Ridley Scott’s epic of the Crusades has an ample secular conscience for a movie about the Holy Wars. But that’s new-age point, with the futility of Iraq as an implicit morality tale — “God wills it” is an excuse for the film’s most poignant folly. Orlando Bloom is Balian, a blacksmith-turned-knight — bastard child of Lord Godfrey (Liam Neeson) — whose intent is to atone for the sin of his wife’s suicide and the murder of priest. But when he gets to détente-era Jerusalem, contested between Christians and Saracens but at peace under King Baldwin, he’s gradually drawn into Christian decay.

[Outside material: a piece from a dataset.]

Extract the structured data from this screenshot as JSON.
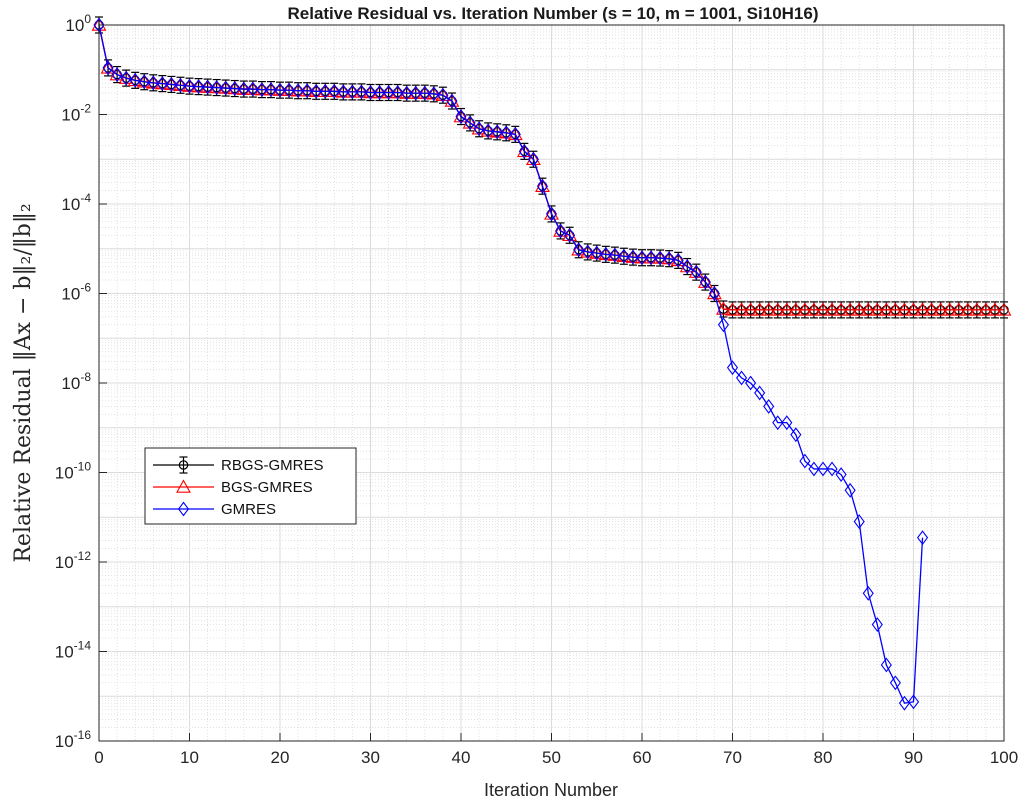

Despite its nobility, the movie is self-consciously burdened by its unstinting liberal enterprise (“We fight for the people, their safety and freedom,” cries Balian, mounting his defense of Jerusalem; and later, on burning corpses: “God will understand, and if he does not, he is not God.”). Bloom is a poor man’s Johnny Depp who stirs little charisma into a character that (while diffident) demands but doesn’t get larger-than-life status. Until the climactic and effects-laden Siege of Jerusalem (a cat-and-mouse game between Balian and the Muslim warrior Saladin, historically from Tikrit), Scott moves forward almost coyly, which does storytelling no favors.
Quibbling aside, this is sure-handed filmmaking run by veteran Scott. Ghassan Massoud (Saladin), Jeremy Irons, and Eva Green add spice to the cast.